David Kastrup wrote:
The problem is a toy problem: in real applications,
Necessarily, to make an example suitable for a n.g. post, I ruthlessly
cut down the size of it. This can have the inadvertent effect of making
it appear trivial.
you'll need to
access several data structures using the same index, and you'll need
to be able to assign index values to temporary variables and so on.
The index is available:
foreach (index, value; array)
{
writefln("array[%s] = %s", index, value);
}
and it isn't necessary to worry about what the correct type for index
is, as it is inferred.
So being able to hide the type of an index in one very specific
application (looping through a single array completely)

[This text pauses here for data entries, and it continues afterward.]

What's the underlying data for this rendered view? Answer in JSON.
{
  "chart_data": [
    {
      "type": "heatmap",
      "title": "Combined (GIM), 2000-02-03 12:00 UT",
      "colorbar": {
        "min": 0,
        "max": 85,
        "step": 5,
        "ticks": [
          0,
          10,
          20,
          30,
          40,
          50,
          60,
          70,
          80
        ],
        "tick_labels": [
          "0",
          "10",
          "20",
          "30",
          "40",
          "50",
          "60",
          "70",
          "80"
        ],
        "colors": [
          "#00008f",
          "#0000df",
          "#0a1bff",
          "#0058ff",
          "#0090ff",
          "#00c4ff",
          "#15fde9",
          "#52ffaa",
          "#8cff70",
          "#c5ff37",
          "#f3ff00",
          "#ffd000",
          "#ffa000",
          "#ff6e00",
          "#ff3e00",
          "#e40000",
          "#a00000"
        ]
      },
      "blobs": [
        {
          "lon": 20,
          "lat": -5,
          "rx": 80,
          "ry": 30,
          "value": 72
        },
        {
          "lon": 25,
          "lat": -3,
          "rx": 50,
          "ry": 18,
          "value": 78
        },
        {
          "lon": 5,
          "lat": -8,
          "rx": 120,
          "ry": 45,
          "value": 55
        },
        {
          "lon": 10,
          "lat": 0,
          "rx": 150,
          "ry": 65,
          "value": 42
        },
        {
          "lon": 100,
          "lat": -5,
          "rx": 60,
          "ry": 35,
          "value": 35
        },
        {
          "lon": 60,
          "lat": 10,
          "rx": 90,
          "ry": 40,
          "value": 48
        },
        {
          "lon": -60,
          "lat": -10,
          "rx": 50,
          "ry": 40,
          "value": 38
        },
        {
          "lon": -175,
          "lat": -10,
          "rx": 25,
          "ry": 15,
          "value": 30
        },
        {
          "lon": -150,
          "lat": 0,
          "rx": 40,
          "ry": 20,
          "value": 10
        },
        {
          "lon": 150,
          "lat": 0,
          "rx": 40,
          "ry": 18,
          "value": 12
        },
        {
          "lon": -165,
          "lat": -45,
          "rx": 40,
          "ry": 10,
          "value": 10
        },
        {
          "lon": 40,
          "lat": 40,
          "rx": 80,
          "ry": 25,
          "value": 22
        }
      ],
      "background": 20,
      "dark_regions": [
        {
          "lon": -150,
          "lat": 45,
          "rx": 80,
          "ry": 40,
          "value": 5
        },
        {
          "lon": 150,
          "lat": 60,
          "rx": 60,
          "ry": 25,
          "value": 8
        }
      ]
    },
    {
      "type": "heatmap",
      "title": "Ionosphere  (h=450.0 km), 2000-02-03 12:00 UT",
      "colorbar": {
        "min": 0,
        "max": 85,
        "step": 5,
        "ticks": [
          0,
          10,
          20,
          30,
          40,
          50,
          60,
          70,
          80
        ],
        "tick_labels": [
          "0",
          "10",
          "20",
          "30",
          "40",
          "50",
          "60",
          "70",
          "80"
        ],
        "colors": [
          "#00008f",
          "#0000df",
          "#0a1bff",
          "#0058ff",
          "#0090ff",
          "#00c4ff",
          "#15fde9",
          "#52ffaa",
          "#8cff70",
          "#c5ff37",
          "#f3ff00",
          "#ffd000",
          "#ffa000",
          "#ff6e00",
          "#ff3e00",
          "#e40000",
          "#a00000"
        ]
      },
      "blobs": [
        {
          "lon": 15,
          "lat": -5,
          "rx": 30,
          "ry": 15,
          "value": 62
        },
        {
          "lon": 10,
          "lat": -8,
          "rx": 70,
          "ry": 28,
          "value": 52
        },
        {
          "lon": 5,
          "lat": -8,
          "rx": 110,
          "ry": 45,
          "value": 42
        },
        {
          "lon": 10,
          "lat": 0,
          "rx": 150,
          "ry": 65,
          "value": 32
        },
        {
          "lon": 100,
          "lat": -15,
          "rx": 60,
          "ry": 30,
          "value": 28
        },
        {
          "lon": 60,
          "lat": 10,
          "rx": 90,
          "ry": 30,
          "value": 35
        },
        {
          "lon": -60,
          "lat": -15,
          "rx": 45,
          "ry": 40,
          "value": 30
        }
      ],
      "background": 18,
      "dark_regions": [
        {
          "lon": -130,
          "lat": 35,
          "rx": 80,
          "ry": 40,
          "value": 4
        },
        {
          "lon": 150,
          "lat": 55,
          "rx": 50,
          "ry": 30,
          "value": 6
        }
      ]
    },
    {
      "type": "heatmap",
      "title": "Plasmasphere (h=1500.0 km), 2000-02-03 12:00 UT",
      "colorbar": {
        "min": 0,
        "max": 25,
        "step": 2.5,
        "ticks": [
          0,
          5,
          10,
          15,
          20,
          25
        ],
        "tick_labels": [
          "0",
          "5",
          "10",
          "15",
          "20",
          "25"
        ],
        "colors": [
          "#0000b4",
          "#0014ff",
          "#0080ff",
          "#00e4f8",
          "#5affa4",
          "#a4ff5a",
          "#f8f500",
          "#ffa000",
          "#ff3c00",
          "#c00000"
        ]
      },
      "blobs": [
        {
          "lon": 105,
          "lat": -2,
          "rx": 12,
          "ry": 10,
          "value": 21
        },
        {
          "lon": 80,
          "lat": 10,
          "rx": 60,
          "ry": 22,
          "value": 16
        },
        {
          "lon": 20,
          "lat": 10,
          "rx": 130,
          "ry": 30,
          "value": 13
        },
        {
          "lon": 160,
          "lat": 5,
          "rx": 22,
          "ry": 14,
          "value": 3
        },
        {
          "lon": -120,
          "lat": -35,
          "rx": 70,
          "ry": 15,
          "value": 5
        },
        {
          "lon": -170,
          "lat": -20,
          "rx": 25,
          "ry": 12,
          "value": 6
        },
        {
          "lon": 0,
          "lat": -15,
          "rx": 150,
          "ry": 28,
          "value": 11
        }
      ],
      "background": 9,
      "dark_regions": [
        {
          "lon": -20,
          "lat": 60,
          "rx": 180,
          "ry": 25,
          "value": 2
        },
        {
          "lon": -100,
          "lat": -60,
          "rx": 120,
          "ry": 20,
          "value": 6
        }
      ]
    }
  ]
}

foreach'ing over a subset (i.e. slice) of an array:
foreach (value; array[5 .. $])
... loop from 5 to the end ...
at one place is not going to buy you much.
Experience with foreach in real code shows that the for loop is what
becomes a rarity. Simple as it is, foreach is one of the best liked
improvements D has. And I speak as one who has written so many for loops
that spewing out:
for (int i = 0; i < 10; i++)
is a 'finger' macro for me, i.e. my fingers blit it out without even
thinking about it.
> Anyway, D is pretty much irrelevant as a perspective for git, so you
> should take it to a language advocacy group.
I wished to answer your specific comments in this post.